Inviting Henry Wellcome to London, the two partnered to form the business Burroughs Wellcome & Company. A natural born traveler, Burroughs continued to tour the globe in an effort to expand the fledgling business as Wellcome remained in London to manage the manufacturing facility. It was during this time that Burroughs embarked upon a global trip, traveling through the Mediterranean, to India, Southeast Asia, and Australia. During these trips he kept extensive notes about new ideas for developing, packaging, and selling medicines.
Upon the completion of his trip in 1883, he returned to America and married his wife Olive, whom he brought with him to London. It was during this time that his personal writings in both journals and letters indicated a growing frustration with Wellcome. These quarrels developed into legal battles that would have indicated a certain end to the partnership. Meanwhile, Burroughs was beloved by his employees, being one of the first employers in England to implement an eight-hour work day while instituting profit sharing options for his employees.
A devout Christian, Burroughs was committed to charitable giving and was often responsible for raising funds for charitable endeavors he found fitting and worthwhile. On one such occasion, he gave 1,000 pounds to start the fundraising campaign to build the Livingstone Hospital at Dartford – the two hospital wards were named in his honor; the Silas Ward and the Burroughs Ward.

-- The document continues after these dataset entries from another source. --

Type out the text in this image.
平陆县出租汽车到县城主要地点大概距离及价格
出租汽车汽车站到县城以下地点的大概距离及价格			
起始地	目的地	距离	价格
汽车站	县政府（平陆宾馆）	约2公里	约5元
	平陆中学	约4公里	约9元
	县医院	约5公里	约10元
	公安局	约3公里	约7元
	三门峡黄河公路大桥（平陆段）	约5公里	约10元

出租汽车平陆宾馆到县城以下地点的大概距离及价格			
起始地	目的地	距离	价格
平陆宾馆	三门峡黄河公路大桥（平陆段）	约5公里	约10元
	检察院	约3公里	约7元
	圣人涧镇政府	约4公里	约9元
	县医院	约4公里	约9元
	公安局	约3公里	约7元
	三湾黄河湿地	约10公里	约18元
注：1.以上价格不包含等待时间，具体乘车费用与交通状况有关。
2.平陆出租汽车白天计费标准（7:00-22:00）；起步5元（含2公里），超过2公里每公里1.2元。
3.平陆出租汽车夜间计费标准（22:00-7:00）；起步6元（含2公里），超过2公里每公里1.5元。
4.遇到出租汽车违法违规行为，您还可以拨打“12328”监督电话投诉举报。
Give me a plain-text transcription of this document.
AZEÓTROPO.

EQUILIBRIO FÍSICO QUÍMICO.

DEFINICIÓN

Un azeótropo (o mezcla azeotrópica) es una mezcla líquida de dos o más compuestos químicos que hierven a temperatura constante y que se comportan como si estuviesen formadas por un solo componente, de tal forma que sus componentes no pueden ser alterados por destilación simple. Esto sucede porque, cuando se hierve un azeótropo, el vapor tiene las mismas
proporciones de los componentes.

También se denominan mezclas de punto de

In 1894 Burroughs embarked upon a European cycling tour with his sister, but due to over exertion, fatigue, and poor weather, he developed a cough. Expecting to rest and recuperate, the mild cold developed into pneumonia and he died shortly after in Monte Carlo at the age of 49. The sudden and unexpected death sent shockwaves through the business, employees were devastated, and letters of sympathy flooded the Burroughs home. Per his will, his wife received 4/24 of his estate, each child received 3/24, his employees received 1/24, and the remainder was distributed among his favorite charities.
Today the pharmaceutical company that once bore the name of Silas Mainville Burroughs exists as GlaxoSmithKline, one of the largest pharmaceutical companies in the world behind the likes of Pfizer and Merck. Manufacturing numerous brand name drugs such as Advaid, Augmentin, and Nicorette, GlaxoSmithKline applied for approval for the first malaria vaccine in 2014. Without the hard work and funding put forth by Silas Burroughs in the earliest stages of Burroughs Wellcome & Co., the global pharmaceutical industry would be far different today.
Burroughs remains as one of Orleans County’s largest and most influential legacies, one that all residents should appreciate.